I was walking home from school one evening when I found most of my home stay family sitting on the side of the road outside my Tonton’s (home stay uncle’s) hair salon by the house. They liked to kick back there in the evenings and salute the passers-by. I joined them and let one of my cousins start to tress (cornrow) my hair. As it got darker, we retreated inside. Then there was great commotion in the yard, and my cousin left my hair, half tressed, to see what was going on. She shouted for me to join everyone outside. Tonton and my other uncle were going to kill a cat. I couldn’t leave our training village without trying cat, they said. I followed the kids out of the compound where I saw that my uncles had cornered a cat in a bush and were waiting, with burlap sack in hand, to capture it.

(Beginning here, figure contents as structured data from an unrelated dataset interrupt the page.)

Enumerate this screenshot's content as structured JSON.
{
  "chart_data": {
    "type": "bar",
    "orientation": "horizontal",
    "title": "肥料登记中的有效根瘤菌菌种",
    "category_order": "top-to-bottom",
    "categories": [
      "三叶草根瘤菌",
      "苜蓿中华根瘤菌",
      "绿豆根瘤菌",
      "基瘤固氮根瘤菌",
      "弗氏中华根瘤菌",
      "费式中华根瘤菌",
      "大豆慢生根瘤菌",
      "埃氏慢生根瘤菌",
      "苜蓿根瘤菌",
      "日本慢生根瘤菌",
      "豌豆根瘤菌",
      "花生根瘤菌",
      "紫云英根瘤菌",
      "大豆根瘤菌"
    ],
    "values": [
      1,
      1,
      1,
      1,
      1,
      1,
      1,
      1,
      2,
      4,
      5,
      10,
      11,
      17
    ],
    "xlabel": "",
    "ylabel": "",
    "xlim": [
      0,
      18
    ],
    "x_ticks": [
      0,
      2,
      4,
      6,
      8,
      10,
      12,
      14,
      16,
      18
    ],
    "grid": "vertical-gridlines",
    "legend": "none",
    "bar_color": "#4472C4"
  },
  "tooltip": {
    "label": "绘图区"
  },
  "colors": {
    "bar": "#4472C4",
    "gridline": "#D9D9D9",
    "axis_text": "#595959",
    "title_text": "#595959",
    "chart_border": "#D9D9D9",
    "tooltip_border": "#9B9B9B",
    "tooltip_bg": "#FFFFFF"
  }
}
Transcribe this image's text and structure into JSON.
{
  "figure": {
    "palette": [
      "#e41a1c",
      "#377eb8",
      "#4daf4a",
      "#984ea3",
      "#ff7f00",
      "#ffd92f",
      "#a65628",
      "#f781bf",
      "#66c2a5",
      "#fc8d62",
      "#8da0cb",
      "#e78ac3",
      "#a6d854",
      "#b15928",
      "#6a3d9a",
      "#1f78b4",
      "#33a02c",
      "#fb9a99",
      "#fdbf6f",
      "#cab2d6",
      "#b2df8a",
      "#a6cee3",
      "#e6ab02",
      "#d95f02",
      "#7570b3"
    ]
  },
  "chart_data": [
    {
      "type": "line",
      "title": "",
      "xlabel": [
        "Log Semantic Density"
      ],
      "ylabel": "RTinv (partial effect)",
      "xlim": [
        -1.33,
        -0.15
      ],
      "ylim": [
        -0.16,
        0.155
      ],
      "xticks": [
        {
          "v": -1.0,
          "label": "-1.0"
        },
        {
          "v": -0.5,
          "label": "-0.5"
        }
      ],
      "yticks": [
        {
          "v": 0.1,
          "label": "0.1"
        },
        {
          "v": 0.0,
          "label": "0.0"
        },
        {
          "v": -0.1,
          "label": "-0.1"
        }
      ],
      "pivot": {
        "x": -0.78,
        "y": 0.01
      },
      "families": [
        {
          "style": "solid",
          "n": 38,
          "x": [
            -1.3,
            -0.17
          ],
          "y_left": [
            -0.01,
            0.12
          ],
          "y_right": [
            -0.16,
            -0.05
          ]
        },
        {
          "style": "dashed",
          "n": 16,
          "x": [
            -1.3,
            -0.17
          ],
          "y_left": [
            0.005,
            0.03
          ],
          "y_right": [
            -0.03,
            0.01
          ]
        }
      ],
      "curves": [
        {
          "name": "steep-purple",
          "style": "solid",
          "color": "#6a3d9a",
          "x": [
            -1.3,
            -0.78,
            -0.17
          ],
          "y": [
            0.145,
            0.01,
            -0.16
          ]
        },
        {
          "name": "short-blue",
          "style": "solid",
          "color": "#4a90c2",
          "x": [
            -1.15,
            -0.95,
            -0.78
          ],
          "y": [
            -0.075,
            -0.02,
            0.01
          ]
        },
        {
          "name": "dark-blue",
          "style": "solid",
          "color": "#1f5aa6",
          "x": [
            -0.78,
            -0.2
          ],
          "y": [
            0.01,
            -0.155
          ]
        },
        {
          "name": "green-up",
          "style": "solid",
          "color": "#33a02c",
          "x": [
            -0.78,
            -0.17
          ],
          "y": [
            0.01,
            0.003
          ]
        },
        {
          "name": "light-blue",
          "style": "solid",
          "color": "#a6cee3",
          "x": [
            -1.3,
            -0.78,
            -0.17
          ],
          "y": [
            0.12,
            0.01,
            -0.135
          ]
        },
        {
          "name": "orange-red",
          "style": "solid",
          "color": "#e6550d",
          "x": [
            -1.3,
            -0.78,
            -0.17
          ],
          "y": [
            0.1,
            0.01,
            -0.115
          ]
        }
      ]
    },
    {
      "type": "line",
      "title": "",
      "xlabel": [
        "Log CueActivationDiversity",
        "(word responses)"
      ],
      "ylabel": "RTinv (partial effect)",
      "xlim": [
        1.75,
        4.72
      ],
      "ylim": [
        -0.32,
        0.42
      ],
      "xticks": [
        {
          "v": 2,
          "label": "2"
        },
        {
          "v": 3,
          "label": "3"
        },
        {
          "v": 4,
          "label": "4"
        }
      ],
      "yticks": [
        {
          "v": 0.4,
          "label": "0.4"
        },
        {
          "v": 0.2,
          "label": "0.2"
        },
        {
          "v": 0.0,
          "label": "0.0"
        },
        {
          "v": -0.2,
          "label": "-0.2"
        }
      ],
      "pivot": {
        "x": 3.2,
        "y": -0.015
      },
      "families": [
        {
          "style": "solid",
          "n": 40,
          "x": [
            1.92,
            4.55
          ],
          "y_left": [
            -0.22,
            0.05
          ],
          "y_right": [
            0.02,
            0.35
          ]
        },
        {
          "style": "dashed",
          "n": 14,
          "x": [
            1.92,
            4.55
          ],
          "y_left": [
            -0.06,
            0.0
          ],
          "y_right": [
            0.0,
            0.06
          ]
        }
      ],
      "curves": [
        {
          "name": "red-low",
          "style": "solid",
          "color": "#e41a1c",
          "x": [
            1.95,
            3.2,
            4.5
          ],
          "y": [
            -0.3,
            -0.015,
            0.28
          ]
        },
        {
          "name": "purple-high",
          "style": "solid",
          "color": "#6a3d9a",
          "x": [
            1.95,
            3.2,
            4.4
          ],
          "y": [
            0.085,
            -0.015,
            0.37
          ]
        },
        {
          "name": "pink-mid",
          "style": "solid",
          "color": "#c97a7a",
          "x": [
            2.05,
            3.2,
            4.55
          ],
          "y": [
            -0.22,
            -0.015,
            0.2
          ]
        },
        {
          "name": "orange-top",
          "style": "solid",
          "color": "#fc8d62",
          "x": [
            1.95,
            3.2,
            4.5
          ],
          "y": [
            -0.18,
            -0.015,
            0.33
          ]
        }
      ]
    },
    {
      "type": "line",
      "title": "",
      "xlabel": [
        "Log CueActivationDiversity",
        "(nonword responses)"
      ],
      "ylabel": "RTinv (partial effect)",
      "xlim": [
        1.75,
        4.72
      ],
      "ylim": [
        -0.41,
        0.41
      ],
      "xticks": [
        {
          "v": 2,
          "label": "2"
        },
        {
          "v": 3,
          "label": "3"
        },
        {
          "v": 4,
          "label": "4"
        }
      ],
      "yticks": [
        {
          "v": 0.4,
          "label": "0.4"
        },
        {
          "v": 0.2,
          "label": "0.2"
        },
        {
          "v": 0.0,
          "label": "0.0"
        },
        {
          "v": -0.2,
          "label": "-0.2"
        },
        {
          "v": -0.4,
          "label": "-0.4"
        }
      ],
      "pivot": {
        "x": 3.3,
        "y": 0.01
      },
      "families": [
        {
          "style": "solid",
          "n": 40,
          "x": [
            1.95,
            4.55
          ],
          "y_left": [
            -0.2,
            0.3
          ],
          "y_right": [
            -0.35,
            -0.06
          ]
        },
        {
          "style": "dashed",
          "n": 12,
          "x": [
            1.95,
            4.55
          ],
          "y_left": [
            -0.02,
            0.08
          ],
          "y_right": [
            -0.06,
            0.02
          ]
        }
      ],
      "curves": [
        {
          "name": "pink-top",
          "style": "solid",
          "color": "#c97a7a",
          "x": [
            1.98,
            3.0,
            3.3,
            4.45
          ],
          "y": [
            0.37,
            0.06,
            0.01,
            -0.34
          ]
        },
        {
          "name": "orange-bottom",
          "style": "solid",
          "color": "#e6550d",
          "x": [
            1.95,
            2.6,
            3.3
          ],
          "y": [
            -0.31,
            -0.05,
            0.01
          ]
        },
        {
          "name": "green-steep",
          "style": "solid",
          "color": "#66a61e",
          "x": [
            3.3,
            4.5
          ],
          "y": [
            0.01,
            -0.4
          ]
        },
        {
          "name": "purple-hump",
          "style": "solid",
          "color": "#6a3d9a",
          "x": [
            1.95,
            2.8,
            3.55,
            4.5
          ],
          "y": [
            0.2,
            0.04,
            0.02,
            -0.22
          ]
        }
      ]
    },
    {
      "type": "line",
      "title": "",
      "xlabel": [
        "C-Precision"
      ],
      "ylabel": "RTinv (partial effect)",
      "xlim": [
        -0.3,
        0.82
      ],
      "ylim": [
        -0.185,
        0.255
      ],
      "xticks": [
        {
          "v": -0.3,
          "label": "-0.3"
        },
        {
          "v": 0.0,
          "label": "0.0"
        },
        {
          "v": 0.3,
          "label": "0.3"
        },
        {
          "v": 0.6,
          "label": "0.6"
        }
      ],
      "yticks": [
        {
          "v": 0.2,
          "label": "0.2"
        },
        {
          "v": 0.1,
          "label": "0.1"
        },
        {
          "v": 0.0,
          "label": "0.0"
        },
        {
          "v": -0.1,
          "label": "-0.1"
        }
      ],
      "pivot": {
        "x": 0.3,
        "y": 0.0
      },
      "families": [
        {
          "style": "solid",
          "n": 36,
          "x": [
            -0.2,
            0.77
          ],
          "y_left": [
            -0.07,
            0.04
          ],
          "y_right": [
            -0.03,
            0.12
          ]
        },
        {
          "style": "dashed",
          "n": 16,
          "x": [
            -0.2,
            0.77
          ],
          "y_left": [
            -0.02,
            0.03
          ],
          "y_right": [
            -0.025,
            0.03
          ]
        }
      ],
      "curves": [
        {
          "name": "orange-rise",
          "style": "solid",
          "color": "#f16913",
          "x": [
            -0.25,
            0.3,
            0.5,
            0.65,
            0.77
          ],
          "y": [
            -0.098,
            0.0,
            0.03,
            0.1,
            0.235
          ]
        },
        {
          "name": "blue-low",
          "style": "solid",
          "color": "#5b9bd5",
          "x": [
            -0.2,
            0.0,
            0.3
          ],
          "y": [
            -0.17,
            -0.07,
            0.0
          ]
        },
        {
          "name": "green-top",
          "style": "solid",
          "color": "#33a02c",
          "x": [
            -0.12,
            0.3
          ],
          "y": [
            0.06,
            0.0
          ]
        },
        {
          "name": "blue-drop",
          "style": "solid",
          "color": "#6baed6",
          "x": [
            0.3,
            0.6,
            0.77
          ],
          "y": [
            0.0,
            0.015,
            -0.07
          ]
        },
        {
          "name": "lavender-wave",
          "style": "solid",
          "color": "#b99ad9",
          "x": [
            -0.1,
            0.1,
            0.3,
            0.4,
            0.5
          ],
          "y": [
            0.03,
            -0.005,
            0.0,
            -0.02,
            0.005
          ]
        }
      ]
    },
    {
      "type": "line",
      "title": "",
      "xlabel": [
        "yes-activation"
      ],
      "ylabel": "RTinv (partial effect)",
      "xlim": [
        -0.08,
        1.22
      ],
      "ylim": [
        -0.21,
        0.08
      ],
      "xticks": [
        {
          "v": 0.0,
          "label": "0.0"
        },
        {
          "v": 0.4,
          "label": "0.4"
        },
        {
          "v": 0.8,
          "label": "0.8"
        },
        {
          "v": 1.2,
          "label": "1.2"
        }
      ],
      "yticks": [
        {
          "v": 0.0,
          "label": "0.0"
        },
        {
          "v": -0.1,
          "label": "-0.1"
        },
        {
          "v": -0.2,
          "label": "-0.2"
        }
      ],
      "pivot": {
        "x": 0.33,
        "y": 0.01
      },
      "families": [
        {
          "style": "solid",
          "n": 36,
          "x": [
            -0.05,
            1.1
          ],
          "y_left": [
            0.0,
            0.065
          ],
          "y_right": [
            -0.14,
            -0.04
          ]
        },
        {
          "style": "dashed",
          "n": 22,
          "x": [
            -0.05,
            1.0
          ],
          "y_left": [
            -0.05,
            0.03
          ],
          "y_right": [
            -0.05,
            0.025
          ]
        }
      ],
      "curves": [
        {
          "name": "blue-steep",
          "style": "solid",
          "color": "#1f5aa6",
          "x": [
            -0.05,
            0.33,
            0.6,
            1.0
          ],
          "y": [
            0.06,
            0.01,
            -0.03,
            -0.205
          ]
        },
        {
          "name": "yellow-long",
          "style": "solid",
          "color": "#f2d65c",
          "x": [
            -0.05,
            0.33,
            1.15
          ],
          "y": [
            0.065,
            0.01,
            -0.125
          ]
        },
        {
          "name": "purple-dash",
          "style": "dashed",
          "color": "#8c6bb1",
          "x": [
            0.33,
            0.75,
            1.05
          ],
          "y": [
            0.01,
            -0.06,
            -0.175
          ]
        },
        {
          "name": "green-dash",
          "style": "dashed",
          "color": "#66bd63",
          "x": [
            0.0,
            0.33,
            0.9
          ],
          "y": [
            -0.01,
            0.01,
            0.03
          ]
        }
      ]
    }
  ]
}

I’m not sure what happened next, but everyone decided then that I shouldn’t witness the killing. So my cousin took me back to sit at her feet while she finished my hair. Afterward, we went out back to see the cat Tonton had dragged in. There she was: a little white, spotted kitty with vacant eyes lying on the cement on the edge of the outdoor kitchen. Tonton’s face shone in the firelight as he put a pot of water on to boil for the de-furring.

Stray cats were abundant in my training village. Most mornings, I’d see at least two or three out my window, scampering across the tin roof of the back building in our family compound. I suspected this kitty to be one of those. “C’est un chat sauvage?” I asked. Oui, said one of my aunt’s. It’s a wild cat. What could I do but go back inside and do my evening chores? When I’d finished bleaching my drinking water for the next day, I went back outside to have my bucket bath. This time, the now furless cat was charring on a makeshift grill. As I stepped down the stairs, Tonton turned it, whole, to crisp the skin on the other side.

By the time I finished my bath, kitty was in a pot, boiling, in pieces, with fresh herbs in salted water. I admit I felt unsure about eating cat – stray cat – but what bothered me more was knowing that it was for tomorrow night’s dinner, not tonight’s. My family didn’t have a refrigerator. What were they going to do with this bush meat (if you will) during the 24 hours before we ate it? I’d been served plenty of meals that had sat out all night and all day before I ate them, but those meals weren’t wild cat. How would it keep overnight? Just fine, I learned.

The next night, I got a plate piled high with seasoned rice and piece of what I saw later was the best part of the cat: its meaty little haunch. My aunt had re-grilled the kitty, so I felt OK about it being relatively microbe free. And it had a wonderful flavor. I was surprised to see that domestic cat meat is white meat. It’s so cliché, but it really did taste like chicken – rich, dark-meat chicken with gamey overtones. I would have it again if someone served it to me. Eating cat. That’s tres bien integre, as we volunteers like to say. I’m very well integrated into Cameroonian culture – at least on the gastronomical front.

1 comment:

  1. Oh Jess -- you are a braver woman than I. If I had to eat Miss Kitty I surely would have been on the next plane to America.